Selon l’art. 884 al. 2 CC, la bonne foi du créancier gagiste supplée à l’absence de pouvoir de disposer de l’auteur du nantissement. Il s’agit de la bonne foi au sens de l’art. 3 CC, qui est présumée (présomption réfragable). Le créancier gagiste ne pourra cependant se prévaloir de sa bonne foi que s’il a fait preuve de l’attention requise par les circonstances. Après avoir rappelé que la mesure d’une telle attention est largement une question d’appréciation, le TF a considéré que, concernant la remise en gage de papiers-valeurs, métaux précieux, monnaies anciennes, etc., il est admis « qu’une banque peut tenir pour honorable même un cocontractant inconnu et qu’elle n’est un principe pas tenue d’effectuer des recherches sur la provenance des biens de valeur qui lui sont remis en gage et sur le pouvoir d’en disposer, mais peut se fonder sur la présomption légale liée à la possession (art. 930 CC), sauf circonstances particulières justifiant des doutes ou de la méfiance. ». Le degré de diligence requis de la banque est cependant élevé, poursuit le TF, il se concrétise dans l’obligation de diligence propre à l’activité bancaire. Cette obligation de diligence est respectée lorsque la banque, lors de l’ouverture d’un compte et l’acceptation de sûretés, se conforme aux exigences de la CDB. Demeurent réservées les situations où les circonstances particulières qui auraient fait naître des doutes ou de la méfiance sur la capacité de disposer du constituant du gage. Dans un tel cas, l’étendue des recherches se détermine au regard des circonstances concrètes.

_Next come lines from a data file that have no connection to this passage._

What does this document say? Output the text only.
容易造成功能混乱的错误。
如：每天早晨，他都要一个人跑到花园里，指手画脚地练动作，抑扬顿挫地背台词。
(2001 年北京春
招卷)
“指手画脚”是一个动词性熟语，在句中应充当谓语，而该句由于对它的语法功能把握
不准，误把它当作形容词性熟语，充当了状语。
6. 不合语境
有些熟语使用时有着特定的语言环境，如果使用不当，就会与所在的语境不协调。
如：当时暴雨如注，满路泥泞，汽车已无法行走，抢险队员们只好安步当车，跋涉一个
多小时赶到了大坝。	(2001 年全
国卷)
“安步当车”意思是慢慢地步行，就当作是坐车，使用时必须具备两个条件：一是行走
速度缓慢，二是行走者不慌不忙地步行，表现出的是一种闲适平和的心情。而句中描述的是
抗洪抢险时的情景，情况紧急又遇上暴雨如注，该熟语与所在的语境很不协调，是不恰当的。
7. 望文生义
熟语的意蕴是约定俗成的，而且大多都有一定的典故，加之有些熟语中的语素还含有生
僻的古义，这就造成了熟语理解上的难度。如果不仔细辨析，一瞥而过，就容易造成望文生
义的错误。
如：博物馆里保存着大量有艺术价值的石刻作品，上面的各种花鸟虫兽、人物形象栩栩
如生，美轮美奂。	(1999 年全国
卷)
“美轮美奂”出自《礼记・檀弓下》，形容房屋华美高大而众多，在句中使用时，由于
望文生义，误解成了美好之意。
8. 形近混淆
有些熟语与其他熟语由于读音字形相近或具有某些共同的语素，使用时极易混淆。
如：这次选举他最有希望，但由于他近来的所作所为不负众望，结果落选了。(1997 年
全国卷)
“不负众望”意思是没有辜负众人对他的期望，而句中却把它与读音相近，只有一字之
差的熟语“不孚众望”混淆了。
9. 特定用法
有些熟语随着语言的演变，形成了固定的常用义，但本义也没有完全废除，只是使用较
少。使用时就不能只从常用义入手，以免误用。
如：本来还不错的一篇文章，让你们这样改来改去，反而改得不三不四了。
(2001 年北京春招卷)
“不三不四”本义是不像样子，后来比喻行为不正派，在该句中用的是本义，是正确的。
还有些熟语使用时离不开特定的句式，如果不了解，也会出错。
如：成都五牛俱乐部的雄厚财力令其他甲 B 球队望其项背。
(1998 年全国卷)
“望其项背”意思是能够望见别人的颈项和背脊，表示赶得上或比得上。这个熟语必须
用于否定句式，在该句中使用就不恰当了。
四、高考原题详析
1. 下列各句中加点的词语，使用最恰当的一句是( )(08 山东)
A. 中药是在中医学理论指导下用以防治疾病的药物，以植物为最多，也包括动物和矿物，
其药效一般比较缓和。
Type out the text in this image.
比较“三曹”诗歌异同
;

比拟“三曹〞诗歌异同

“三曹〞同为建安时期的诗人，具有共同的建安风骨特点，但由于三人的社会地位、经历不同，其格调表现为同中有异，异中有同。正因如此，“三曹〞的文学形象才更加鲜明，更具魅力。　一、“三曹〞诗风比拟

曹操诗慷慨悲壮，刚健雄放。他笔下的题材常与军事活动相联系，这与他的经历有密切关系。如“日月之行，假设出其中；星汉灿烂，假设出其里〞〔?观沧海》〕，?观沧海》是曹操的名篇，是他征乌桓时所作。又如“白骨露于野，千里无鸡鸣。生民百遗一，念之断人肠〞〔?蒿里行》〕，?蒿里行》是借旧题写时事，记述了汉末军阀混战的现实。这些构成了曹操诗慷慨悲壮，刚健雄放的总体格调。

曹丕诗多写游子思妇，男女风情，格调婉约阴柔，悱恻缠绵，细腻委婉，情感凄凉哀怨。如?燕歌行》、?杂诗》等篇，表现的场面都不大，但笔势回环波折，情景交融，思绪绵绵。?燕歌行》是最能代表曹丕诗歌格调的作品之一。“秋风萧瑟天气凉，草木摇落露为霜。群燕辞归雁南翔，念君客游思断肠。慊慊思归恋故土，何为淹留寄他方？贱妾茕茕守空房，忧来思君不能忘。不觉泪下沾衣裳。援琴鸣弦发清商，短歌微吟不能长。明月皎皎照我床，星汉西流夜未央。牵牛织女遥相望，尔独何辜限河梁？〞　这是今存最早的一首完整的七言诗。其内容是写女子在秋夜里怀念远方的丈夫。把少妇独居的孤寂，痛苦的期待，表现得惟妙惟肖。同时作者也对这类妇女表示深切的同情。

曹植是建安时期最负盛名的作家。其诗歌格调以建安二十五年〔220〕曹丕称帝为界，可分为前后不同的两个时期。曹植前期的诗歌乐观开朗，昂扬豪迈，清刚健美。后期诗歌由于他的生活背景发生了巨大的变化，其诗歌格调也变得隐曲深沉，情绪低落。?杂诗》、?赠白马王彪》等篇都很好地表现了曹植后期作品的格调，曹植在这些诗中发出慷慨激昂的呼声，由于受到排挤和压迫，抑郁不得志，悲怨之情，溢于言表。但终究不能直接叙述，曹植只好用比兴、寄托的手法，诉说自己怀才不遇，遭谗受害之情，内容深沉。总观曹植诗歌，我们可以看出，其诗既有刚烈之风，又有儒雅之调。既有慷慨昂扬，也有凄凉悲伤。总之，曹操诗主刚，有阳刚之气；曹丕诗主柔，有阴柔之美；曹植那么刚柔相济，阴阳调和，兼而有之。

Dans le cas d’espèce, le TF n’a pas semblé considérer que la nature des objets remis en nantissement ou l’identité des débitrices gagées serait de nature à attirer l’attention de la banque. L’absence de développements du TF sur ces questions est un peu frustrante.
Cette décision surprend aussi à plus d’un titre. Le TF assimile ici l’attention exigée par les circonstances – notion de droit privé – au respect de la CDB et de l’OBA-CFB, normes dont le respect est exigé par le droit administratif. On se souvient que le TF aime à répéter que l’obligation d’identifier l’ayant droit économique relève de la lutte contre le blanchiment et n’a pas d’incidence sur les rapports de droit civil (cf. not. TF du 23 juillet 2002, 4C.108/2002). En irait-il différemment des obligations en matière d’identification du cocontractant ? Dans l’affirmative, voilà une brèche dans laquelle les plaideurs ne manqueront pas de s’engouffrer. Dans la négative, pourquoi avoir étalonné la mesure de l’attention exigée par les circonstances au respect de la CDB et de l’OBA-CFB, alors que l’attention prévue par l’art. 3 al 2 CC et 884 al. 2 CO doit porter sur le pouvoir de disposer et non sur l’identité du constituant du gage, d’une part, et que celui-ci peut n’être ni le cocontractant ni l’ayant droit économique ? Voilà donc une décision qui aura probablement pour effet d’augmenter – inutilement – l’incertitude sur la portée des différents devoirs de la banque.